Here are nine tips for stretching your dollars count in integrating tech in an educational environment.
Leverage Group Rates
One iPad is expensive, and a thousand iPads are a thousand times more expensive… or are they? Many tech providers offer a discount for buying tech in bulk. School districts can earn discounted rates if they are part of a consortium of schools investing in tech together. Get quotes from two or more tech suppliers. When companies compete, you can save big.
Sustainable Tech
Be careful not to over-buy just because you think you’re getting a deal. It’s fiscally responsible for buying just what you need. Wasted tech can end up being a drain on resources. As tech ages, make sure you are investing in maintenance only for salvageable machines. For instance, more than five-year-old computers are often more expensive to repair than replace with newer, more efficient, and effective computer devices. Sustainable tech also means rotating the tech. Tech classes should receive the most advanced techs, or as much as their class necessitates, but most educators and classes would appreciate the second-hand devices.
Purchase the Right Tools for the Job
Make sure you are purchasing machines and tech that are appropriate for your school’s wants and needs. Decking out a computer lab with iPads, for example, might not be practical if learners will be using the lab for typing papers. You may not require a high-powered machine for every class. However, those same English classes do not need gaming laptops with high RAM and graphics cards. It’s a great rule of thumb to purchase the least expensive tech that meets your needs and is reliable and reputable.
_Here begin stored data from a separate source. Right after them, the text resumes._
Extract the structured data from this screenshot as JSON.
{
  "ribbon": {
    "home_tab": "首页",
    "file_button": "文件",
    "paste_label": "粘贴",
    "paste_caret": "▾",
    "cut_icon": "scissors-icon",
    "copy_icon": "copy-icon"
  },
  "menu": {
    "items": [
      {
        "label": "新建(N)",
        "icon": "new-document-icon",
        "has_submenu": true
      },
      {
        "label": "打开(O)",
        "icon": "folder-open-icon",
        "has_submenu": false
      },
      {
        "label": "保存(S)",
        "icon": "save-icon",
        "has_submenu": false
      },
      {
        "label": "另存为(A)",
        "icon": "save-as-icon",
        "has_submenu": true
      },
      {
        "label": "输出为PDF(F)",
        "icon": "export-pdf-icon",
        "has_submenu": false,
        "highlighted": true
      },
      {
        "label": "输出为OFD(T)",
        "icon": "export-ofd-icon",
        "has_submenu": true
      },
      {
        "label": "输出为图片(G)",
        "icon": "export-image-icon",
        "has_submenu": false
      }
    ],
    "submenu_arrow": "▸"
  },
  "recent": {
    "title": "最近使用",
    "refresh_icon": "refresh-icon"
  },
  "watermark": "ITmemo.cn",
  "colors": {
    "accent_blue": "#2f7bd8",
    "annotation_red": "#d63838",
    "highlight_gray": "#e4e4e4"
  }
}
Purchase Tools that Can Multi-Task
Don’t box yourself into tech that can be used for one class. One-to-one initiatives can be used for several classes and tasks. Ensure that you identify what tools can be used in all—or at least many—classes and provide learners with the opportunities they need.
Find Opportunities for Freemium Resources
Web-based software apps are becoming popular, and most apps for tablets are, if not free, available in a “lite” form that often is close to free. This is a good way to try out programs without committing to spending large portions of your tech budget. You can pilot apps with groups of learners, study their comparative efficacy and, if the learners, educators, and admin agree that something is worthwhile, you can invest your funding in the full paid version. This saves money that would otherwise be wasted buying apps that might end up being useless.
Standardize tech
Even though education is a personal, often artistic endeavor, something is to be said about standardizing the tech. Standardizing the kind of tech you use can increase savings through bulk purchasing options, streamlining repair, and making training simpler.
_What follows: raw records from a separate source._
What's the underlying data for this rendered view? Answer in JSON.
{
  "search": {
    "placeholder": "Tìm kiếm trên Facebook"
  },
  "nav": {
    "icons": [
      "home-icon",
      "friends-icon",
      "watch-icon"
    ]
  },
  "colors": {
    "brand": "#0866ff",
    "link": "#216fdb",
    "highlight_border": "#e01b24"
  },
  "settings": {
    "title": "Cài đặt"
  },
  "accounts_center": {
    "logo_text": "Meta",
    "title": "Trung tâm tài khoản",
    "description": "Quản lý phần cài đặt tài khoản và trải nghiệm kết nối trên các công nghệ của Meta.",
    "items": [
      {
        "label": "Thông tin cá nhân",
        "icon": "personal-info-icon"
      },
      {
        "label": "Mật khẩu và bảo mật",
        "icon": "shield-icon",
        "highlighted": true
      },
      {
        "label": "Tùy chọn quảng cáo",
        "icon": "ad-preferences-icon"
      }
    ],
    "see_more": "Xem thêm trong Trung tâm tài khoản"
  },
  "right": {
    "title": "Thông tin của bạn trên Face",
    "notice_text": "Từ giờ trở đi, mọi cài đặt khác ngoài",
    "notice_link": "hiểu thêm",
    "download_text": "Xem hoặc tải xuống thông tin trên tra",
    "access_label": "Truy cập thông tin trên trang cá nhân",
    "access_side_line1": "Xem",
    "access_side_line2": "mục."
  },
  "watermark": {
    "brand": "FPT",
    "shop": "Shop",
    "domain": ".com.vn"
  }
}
Stop Spending Money on Old/Obsolete Tech
There may always be educators who prefer overhead projectors and cassette tapes. But maintaining these items is costly. Overhead projector bulbs alone can ravage school tech budgets. Phasing these technologies out or selling these old machines can pad your tech budget, making room for the things that will benefit the learners most.
Explore Alternative Funding Options
The easiest way to stretch a budget is to make a budget larger! Explore funding options, available grants, or donations. As BYOD becomes more popular, it offers the chance for districts to invest their tech budgets in other pursuits as well.
Tech is becoming a necessity in education. Preparing learners to use tech is an important real-world skill. Following these tips will enable your district to make money to provide the learners with the tech they need.